Venture: Mike Cagney's New Startup Attracts Investors Despite Sex Scandal
Since the end of World War II, the number of women in the workforce has increased every year, currently accounting for 47 percent of the workforce in the U.S. Even though more women are climbing the corporate ladder in some of the top companies in the world, sexual harassment and assault is very much a reality for many women and some men, particularly by male coworkers who occupy powerful positions such as CEO and Chairman in a company.
Mike Cagney, co-founder and former CEO of online personal finance company Social Finance, Inc., or “SoFi," is currently under fire for allegations of sexual harassment. Cagney resigned from his post as CEO of SoFi due to an investigation conducted by the SoFi board that found proof of him having an extramarital affair with an employee. Cagney’s resignation came shortly after a lawsuit that was filed by former SoFi employee, Brandon Charles, who stated that he had personally witnessed female employees being sexually harassed by Cagney at SoFi. After the lawsuit had been filed, Cagney sent out a letter to SoFi employees. He stated, "The combination of HR-related litigation and negative press have become a distraction from the company’s core mission."
A female employee at SoFi who says she was sexually harassed by Cagney was an executive assistant by the name of Laura Munoz. As she was describing the “frat-like” environment of SoFi, she also recalled text messages sent from Cagney at night, especially those that are sexually explicit, and that she was being paid about $75,000 to leave the company.
Mike Cagney’s actions in the sex scandal of SoFi had also affected the company’s chances of becoming a bank. SoFi submitted an application to become a bank of its own and its chances of becoming a bank were already slim before the allegations surrounding Cagney’s sexual misconduct had been revealed.
Although no longer the CEO of Social Finance, Inc., Cagney had recently established a startup called Figure that has already raised $50 million.
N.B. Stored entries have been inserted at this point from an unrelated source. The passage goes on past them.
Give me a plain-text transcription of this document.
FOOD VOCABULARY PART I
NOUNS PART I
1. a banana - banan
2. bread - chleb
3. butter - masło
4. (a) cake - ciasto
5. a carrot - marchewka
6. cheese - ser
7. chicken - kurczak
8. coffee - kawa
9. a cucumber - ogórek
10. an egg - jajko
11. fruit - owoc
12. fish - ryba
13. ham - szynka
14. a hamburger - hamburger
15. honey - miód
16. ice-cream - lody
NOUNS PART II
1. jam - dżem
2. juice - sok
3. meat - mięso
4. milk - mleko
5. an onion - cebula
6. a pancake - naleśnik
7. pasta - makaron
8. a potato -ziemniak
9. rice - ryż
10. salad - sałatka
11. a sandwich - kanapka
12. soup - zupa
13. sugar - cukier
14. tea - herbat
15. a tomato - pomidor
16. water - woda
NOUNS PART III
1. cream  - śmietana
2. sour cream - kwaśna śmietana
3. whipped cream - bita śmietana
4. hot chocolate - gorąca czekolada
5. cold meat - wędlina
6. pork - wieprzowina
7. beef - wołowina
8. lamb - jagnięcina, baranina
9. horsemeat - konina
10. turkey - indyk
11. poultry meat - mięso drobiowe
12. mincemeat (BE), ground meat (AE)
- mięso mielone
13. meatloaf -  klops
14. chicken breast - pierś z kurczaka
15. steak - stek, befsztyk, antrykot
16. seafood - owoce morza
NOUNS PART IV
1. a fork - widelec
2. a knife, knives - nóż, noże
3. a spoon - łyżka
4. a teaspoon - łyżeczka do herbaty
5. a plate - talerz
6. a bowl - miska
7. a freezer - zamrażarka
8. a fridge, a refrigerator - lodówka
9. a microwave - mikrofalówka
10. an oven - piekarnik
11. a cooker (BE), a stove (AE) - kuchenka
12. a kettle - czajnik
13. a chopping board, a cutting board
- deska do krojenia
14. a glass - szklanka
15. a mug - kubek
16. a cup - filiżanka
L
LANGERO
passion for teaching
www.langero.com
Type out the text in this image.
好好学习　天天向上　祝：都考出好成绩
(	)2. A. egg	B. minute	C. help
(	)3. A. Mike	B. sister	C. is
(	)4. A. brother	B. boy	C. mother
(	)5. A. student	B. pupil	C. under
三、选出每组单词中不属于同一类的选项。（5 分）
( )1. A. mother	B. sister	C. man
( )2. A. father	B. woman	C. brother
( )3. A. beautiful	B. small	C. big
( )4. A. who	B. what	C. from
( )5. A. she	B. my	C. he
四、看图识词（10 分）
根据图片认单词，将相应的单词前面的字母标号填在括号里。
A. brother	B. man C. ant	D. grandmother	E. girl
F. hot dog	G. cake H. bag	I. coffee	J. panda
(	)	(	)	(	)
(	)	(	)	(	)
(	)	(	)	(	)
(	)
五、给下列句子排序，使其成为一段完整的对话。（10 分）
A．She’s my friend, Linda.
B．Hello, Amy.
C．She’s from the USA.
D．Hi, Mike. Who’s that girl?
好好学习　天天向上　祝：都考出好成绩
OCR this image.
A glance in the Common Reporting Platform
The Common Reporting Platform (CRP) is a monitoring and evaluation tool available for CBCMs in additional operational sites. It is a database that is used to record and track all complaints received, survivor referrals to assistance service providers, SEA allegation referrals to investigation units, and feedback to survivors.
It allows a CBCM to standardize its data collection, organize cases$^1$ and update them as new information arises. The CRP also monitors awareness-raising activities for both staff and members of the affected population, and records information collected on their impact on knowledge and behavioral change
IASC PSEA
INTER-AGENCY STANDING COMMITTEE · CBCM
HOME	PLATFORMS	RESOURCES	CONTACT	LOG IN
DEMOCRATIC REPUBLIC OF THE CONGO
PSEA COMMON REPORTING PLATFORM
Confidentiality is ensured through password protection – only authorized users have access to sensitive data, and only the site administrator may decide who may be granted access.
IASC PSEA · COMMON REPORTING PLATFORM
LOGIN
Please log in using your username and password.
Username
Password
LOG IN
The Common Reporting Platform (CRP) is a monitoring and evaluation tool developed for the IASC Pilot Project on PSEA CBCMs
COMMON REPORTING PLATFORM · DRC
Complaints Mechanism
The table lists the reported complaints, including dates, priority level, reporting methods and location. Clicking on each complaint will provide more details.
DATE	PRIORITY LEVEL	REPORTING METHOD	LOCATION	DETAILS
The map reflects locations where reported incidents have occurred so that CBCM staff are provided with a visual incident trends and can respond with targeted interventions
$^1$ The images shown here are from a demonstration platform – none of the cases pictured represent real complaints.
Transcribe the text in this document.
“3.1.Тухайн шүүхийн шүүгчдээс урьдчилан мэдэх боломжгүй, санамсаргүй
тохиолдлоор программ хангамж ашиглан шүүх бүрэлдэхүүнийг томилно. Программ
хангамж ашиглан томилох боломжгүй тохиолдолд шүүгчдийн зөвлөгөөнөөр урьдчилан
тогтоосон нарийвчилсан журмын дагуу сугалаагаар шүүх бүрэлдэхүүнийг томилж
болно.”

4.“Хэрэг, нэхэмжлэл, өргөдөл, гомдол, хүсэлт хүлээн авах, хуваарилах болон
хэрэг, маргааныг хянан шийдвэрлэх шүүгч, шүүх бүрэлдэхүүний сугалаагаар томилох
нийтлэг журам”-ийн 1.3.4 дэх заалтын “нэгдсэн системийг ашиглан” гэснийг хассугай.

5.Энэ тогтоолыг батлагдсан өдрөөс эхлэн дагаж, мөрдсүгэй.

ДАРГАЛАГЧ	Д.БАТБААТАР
The funding round was being led by DCM Ventures and Ribbit Capital, alongside support and participation coming from Mithril Capital Management.
Cagney’s new startup Figure had also been assisted by two venture capitalists who had invested $17 million into it, even as those venture capitalists were still very aware of the sexual misconduct that was performed by Cagney at SoFi. The two venture capitalists that had invested the $17 million were DCM Ventures’ David Chao and Baseline Ventures’ Steve Anderson, both of them being former board members of SoFi.
As Cagney sets the foundation for his new startup, in which he is also the co-founder alongside his wife, June Ou, who was also SoFi’s chief technology officer, his plan for the startup was to raise $25 million and pitch to investors like PayPal co-founder Peter Thiel and the aforementioned Chao and Anderson, individuals who were also SoFi’s financial backers.
Figure was created as a lending startup that specializes in home equity funding with blockchain, which is a growing list of records linked to cryptography, being an important component of the startup’s business plan. As of July 27, 2018, the startup has now raised up to a total of $58 million.
SoFi, on the other hand, is moving on in the right direction as it hired Anthony Noto, who had recently served as the COO of Twitter since November 2016, as the newest CEO of SoFi. The company had also added two women onto its Board of Directors as well, Peggy Alford, Chief Financial Officer and Head of Operations at the Chan Zuckerberg Initiative, and Magdalena Yesil, a prominent venture capitalist of tech companies such as Salesforce.
Just like Cagney, other prominent Silicon Valley entrepreneurs and investors such as former DJF investor Steve Jurvetson and former Binary Capitals investor Justin Caldbeck have also reignited their careers after resigning because of similar allegations of sexual misconducts at their former companies. Jurvetson is listed as the future founder of his new venture capital fund called Future Ventures whereas Caldbeck made a public appearance in which instructed male professionals on the dangers of the “bro culture” in the workplace and what he had learned from grappling with sexual harassment claims.
What is similar between these investors and Mike Cagney is that these men lost their positions of leadership due to the ever-growing influence of the #MeToo movement, which encourages women of all backgrounds to reveal the sexual harassment and assault they’d experienced in the past. The #MeToo movement expands to professional environments as women who are working (or have worked) in various industries, ranging from finance to music to technology, and had opened up to the public about abuses and the masochistic work culture that they’ve experienced.
The comments that were expressed by former SoFi executive assistant, Laura Munoz, and other female employees at SoFi about the actions of Mike Cagney when he was the company’s CEO can serve as evidence that even the offices of Silicon Valley companies can still enhance the atmosphere of sexual harassment and assault that makes women very uncomfortable to work in. Even if a company’s executives or founders had achieved a lot of success for the company throughout the years, those same individuals should still be removed from their positions if there is still enough evidence that proves them guilty of sexual misconduct in the office.